Avec plus de 5,7 millions de ventes pay-per-view pour le combat Mayweather - Pacquaio, ce dernier a généré au total plus de 570M$, et ce uniquement via le pay-per-view. Et si la boxe se permet de tels tarifs, c'est parce que le public semble davantage enclin à dépenser une telle somme pour voir s'affronter deux combattants que deux équipes.

Ci-dessous le top 3 des meilleures ventes de pay-per-view pour un combat de boxe :

  1. Mayweather - Pacquaio (2015) : 5,77M
  2. Mayweather - McGregor (2017) : 5,17M
  3. Hagler - Leonard (1987) : 3,15M

L'UFC n'est pas en reste sur ses combats en termes de ventes pay-per-view. Ci-dessous le top 3 des meilleures ventes :

  1. Nurmagomedov - Mc Gregor [UFC 229] (2018) : 2,4M
  2. Poirier - McGregor [UFC 264) (2021) : 1,8M
  3. Diaz - McGregor [UFC 202] (2016) : 1,7M

LE COUP D’ŒIL DU LAB : Pratique née aux Etats-Unis dans les années 80, le pay-per-view est aujourd'hui assez présent outre Atlantique dans le basket-ball (NBA), les sports de combat (UFC/Boxe/MMA/Catch) mais aussi pour diffuser des événements culturels (concerts, one man show, conférence) via YouTube notamment, entre autres. Cette pratique existe en Europe mais est moins présente qu'aux Etats-Unis. En France, cette offre existe uniquement avec l'UFC diffusé par RMC Sport (Pass Combat à 10€). La mise en place pérenne du pay-per-view a connu des échecs en Europe, en Premier League notamment (en 2020 avec un essai non concluant), ou encore avec Canal+ qui l'a pratiqué longtemps dans les années 1990 et 2010 mais qui a fini par arrêter. Ce modèle ne s'est pas encore imposé dans les compétitions majeures de football, de rugby ou de tennis en Europe par exemple même s'il est présent pour la D2 de certains championnats de football. En effet, certains diffuseurs OTT le proposent, souvent pour des événements que l'on pourrait considérer comme secondaires ou alors premium pour un événement sur une soirée par exemple.

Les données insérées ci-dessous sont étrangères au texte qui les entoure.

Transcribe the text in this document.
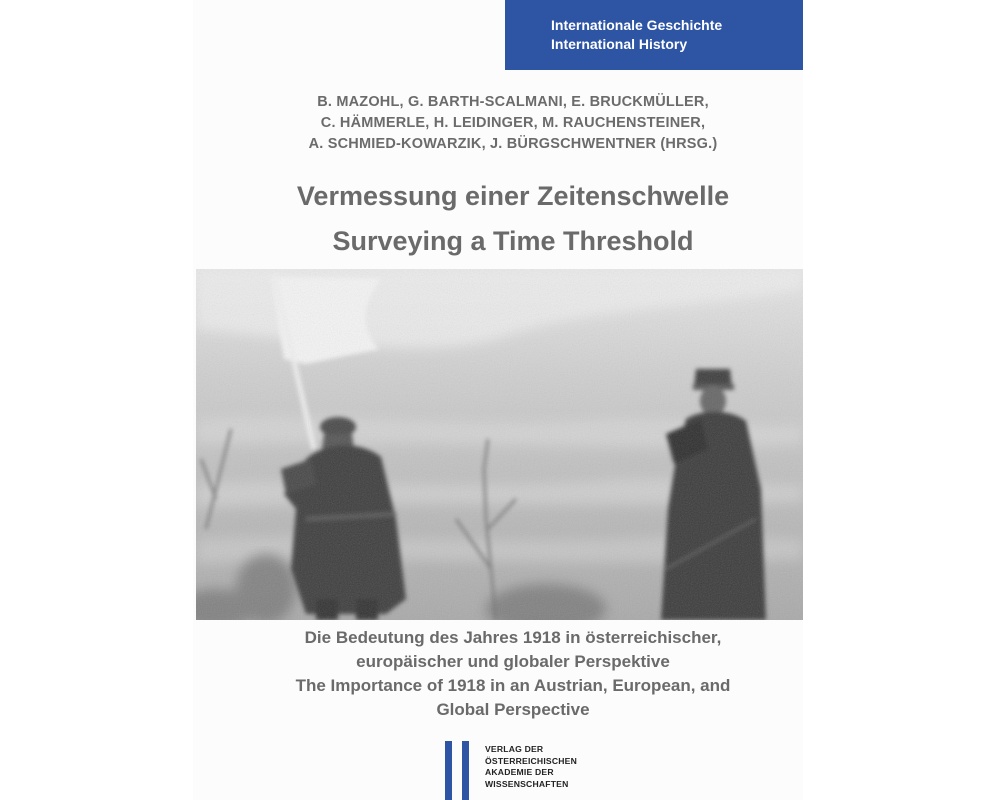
Internationale Geschichte
International History
B. MAZOHL, G. BARTH-SCALMANI, E. BRUCKMÜLLER,
C. HÄMMERLE, H. LEIDINGER, M. RAUCHENSTEINER,
A. SCHMIED-KOWARZIK, J. BÜRGSCHWENTNER (HRSG.)
Vermessung einer Zeitenschwelle
Surveying a Time Threshold
Die Bedeutung des Jahres 1918 in österreichischer,
europäischer und globaler Perspektive
The Importance of 1918 in an Austrian, European, and
Global Perspective
VERLAG DER
ÖSTERREICHISCHEN
AKADEMIE DER
WISSENSCHAFTEN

Cependant, il existe une multiplication des offres OTT (Netflix, Amazon Prime Video, Disney, OCS, My Canal). Par ailleurs il y a une évolution des modes de consommation des jeunes «Millenials» et surtout de la GenZ qui sont moins enclins à être abonnés à de la TV linéaire pour suivre des émissions ou des compétitions sportives et se tournent de plus en plus vers de l'OTT. Le pay-per-view pourrait mieux s'adapter à terme aux modes de consommation de la jeune génération qu'un abonnement mensuel ou annuel à une chaîne qui diffuse plusieurs compétitions sportives.

La pratique du pay-per-view est ancienne aux Etats-Unis, notamment pour les sports de combat (années 80), ce mode de consommation est donc plus établi dans la population américaine et dans leur culture de consommation de contenus.

On imagine que le pay-per-view marcherait d'autant plus pour des événements premium, avec de belles affiches, des affiches rares (boxe, grand match de ligue des champions, finale de Wimbledon, ...) ou alors pour des compétitions de seconde zone qui ont du mal à commercialiser leurs droits TV et où les équipes sont plus homogènes que dans les D1 par exemple.

En point négatif : Au niveau économique, avec le pay-per-view, la répartition des revenus de droits TV entre les clubs pourraient être très inégalitaires, plus encore qu'aujourd'hui et creuser un fossé d'autant plus grand entre les clubs. De plus, une plateforme OTT nécéssite un investissement technique et financier important.